Segundo o coordenador-geral do Parque Biblioteca, Guilherme Andrade Costa, a construção dos modelos ajudou os estudantes a compreender diferentes etapas do processo de investigação científica.

“Cada lançamento de foguete é o resultado de um trabalho em equipe. As crianças puderam vivenciar também o trabalho coletivo e a resolução de problemas durante essa investigação científica”, afirmou.

A proposta também incluiu a produção de textos sobre as experiências vivenciadas e o aprendizado de vocabulário relacionado à Astronomia em inglês.

Entre expectativa e frustração

O momento dos lançamentos foi marcado pela expectativa dos estudantes, que acompanharam os testes para saber se os foguetes conseguiriam decolar. Nem todos os modelos tiveram o resultado esperado, mas a experiência serviu também para mostrar que erros fazem parte do processo de aprendizagem científica.

Júlia Alves, de 10 anos, aluna da Escola Municipal Maria de Fátima Lira, contou que ficou animada com a experiência, mesmo quando o foguete construído por seu grupo não conseguiu voar.

“Eu achei a experiência muito legal, principalmente ver o foguete voando. [...] Fiquei feliz na hora que o foguete voou. Eu achei que não ia dar certo, mas o nosso não deu mesmo. Mesmo assim, eu já estava feliz”, relatou.

Maria Luísa, de 11 anos, também destacou o trabalho em equipe e disse que pretende repetir a experiência.

“Foi muito legal e divertida.
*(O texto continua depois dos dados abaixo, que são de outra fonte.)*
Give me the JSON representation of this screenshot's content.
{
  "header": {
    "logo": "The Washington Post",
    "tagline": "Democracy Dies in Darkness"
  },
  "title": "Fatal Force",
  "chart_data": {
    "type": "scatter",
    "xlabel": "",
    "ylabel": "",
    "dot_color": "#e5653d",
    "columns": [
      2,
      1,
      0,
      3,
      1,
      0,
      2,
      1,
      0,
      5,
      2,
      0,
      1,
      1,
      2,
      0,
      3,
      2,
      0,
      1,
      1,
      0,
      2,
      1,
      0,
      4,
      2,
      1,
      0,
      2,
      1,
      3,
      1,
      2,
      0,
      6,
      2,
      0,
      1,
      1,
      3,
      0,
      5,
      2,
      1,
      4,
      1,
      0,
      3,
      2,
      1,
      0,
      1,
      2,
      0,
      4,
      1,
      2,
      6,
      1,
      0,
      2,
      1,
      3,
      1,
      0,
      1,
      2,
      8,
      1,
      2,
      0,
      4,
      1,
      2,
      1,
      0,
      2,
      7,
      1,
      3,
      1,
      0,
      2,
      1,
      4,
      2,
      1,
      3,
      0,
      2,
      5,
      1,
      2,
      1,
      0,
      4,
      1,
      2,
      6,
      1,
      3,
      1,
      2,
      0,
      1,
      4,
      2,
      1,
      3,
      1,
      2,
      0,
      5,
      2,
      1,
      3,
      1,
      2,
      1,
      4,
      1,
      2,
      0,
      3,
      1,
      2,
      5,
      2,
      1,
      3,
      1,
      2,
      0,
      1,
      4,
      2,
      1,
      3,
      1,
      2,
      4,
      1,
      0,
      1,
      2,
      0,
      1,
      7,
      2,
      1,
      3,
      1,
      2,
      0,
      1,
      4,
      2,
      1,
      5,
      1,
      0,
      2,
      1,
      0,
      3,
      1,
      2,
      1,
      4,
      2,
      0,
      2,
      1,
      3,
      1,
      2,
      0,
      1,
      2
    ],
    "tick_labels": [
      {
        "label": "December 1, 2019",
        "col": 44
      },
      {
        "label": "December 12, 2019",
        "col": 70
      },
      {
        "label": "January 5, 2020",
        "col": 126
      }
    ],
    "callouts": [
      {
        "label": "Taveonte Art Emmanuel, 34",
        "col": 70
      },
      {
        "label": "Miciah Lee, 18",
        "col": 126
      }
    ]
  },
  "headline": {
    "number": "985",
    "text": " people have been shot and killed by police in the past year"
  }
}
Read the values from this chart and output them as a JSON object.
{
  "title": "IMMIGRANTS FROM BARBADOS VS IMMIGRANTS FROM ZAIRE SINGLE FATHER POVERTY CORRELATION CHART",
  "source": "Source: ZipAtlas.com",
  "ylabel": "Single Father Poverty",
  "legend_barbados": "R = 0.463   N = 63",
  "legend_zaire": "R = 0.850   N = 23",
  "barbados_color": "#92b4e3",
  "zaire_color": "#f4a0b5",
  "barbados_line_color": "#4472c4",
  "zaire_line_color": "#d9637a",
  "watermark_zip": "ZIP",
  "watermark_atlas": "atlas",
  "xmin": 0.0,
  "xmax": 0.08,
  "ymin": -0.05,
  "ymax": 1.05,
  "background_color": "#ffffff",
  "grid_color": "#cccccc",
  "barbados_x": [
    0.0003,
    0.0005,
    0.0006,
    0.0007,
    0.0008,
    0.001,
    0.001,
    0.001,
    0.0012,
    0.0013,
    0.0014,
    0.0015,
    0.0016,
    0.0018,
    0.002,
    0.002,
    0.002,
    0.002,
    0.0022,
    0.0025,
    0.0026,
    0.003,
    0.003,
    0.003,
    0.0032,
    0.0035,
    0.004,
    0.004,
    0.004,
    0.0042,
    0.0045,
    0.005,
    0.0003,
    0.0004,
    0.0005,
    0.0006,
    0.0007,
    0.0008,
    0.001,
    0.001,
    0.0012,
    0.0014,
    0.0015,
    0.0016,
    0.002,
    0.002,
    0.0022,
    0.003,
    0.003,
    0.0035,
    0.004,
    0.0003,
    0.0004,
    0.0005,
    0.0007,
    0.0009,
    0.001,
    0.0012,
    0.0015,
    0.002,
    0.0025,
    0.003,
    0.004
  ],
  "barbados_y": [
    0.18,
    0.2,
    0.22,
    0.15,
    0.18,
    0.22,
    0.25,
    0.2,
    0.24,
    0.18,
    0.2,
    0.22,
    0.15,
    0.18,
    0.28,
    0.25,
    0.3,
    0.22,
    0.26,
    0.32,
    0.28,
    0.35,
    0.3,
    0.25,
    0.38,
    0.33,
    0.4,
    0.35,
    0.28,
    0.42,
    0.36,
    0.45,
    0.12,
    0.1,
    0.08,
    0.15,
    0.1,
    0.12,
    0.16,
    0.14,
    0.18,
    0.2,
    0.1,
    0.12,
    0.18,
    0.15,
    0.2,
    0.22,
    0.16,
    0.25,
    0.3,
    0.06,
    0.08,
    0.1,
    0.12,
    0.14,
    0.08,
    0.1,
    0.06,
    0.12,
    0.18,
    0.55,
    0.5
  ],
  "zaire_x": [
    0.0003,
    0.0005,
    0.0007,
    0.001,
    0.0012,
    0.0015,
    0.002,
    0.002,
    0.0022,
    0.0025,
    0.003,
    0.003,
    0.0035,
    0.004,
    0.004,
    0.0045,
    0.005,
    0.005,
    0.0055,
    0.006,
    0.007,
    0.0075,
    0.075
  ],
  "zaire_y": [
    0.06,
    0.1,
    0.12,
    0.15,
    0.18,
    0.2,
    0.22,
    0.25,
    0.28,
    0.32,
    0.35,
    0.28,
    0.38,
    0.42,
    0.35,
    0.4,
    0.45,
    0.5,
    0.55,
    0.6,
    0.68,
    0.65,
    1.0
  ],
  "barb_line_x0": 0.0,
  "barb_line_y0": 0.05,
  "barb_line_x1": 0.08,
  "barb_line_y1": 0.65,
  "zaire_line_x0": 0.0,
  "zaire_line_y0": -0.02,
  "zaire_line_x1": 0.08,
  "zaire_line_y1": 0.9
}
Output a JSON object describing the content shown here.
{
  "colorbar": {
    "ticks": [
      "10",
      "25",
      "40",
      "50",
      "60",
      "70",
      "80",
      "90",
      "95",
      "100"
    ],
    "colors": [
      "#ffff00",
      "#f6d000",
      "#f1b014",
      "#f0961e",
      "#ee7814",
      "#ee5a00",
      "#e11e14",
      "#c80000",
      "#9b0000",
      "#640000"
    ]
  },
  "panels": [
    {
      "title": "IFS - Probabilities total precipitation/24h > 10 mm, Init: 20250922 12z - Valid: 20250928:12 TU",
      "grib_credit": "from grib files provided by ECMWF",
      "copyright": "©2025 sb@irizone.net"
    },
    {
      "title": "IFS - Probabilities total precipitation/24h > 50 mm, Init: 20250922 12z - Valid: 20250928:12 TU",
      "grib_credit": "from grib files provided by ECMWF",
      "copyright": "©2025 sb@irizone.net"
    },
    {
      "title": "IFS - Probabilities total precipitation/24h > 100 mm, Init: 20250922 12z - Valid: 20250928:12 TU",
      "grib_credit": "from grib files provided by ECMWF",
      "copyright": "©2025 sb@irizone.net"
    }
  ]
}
Aprendi muitas coisas novas. Fazer o foguete em equipe foi muito legal. Quando vi ele voando, senti muita alegria, muita felicidade em saber que eu fiz aquele foguete para voar”, disse.

Aprendizado na prática

A atividade faz parte das ações realizadas no contraturno da educação em tempo integral. Para a subsecretária de Gestão Pedagógica da Semed, Mirna Costa, experiências desse tipo ajudam a aproximar conteúdos teóricos da realidade dos estudantes.

“Essa iniciativa é uma oportunidade para que as crianças tenham uma noção de velocidade e tecnologia, além de compreenderem conceitos matemáticos na prática”, afirmou.

O projeto utilizou a Astronomia como ponto de partida para integrar diferentes áreas do conhecimento e estimular os alunos a aprender por meio da experimentação. A construção e os lançamentos dos foguetes também permitiram trabalhar conceitos científicos a partir de uma atividade prática e coletiva.